Beitrag von Legally Confused »

Hallo zusammen,

im Rahmen meines Projekts „Justice with Compassion“ untersuche ich, wie Gerichtsverfahren für Zeugen, Opfer und andere Beteiligte menschlicher und weniger belastend gestaltet werden können. Gerichtsverfahren sind für viele Menschen psychisch sehr herausfordernd, doch im deutschen Justizsystem wird bisher kaum auf Vernehmungslehre und psychologische Sensibilität eingegangen – Aspekte, die meiner Ansicht nach in der juristischen Ausbildung und Praxis mehr Raum finden sollten.
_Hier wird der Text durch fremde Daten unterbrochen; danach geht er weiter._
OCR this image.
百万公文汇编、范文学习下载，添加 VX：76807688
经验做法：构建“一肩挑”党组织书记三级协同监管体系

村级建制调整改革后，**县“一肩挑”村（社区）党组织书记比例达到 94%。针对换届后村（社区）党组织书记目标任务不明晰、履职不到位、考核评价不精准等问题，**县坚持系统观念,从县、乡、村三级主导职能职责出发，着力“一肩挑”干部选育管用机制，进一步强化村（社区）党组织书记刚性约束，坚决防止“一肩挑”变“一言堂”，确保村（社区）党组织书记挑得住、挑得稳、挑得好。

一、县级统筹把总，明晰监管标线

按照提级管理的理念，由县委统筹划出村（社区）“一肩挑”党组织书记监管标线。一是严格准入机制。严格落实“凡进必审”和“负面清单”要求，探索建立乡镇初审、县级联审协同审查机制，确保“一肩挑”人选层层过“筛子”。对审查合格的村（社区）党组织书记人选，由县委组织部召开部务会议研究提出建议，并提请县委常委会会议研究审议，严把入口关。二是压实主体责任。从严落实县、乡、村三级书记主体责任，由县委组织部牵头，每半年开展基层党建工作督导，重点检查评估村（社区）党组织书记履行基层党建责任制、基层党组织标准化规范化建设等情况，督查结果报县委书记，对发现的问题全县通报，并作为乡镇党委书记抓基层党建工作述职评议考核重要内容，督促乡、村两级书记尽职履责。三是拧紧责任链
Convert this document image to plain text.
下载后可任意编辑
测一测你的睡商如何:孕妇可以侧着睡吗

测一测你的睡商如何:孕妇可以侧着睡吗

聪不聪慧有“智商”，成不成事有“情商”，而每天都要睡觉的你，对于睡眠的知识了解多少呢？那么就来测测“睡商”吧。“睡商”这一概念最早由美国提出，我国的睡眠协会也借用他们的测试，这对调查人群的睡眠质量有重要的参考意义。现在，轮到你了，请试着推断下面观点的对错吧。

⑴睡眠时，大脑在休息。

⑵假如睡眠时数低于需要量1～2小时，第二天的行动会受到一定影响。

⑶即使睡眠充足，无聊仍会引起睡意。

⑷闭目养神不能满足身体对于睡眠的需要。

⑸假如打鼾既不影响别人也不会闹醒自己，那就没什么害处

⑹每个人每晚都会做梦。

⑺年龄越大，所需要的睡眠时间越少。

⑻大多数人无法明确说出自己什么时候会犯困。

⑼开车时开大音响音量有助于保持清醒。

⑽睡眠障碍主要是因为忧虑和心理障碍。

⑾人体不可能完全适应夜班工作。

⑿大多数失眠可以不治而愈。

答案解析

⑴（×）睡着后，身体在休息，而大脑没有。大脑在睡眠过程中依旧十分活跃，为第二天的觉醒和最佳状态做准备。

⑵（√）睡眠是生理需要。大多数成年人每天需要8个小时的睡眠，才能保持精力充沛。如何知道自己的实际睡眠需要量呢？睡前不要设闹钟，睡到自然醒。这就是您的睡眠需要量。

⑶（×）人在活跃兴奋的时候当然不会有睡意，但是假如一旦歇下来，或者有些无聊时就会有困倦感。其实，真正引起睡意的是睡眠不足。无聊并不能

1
Worum geht’s in der Umfrage?

Mit dieser Umfrage möchte ich Einblicke in die psychischen Belastungen von Verfahrensbeteiligten und die Rolle von Vernehmungstechniken gewinnen. Die Ergebnisse sollen mir helfen, einen Vortrag zu erarbeiten, in dem ich mögliche Verbesserungen in der Vernehmungspraxis aufzeige. Dieser Vortrag wird auch Teil meiner Bachelorarbeit sein, die die Bedeutung von Sensibilisierung in der juristischen Ausbildung thematisiert.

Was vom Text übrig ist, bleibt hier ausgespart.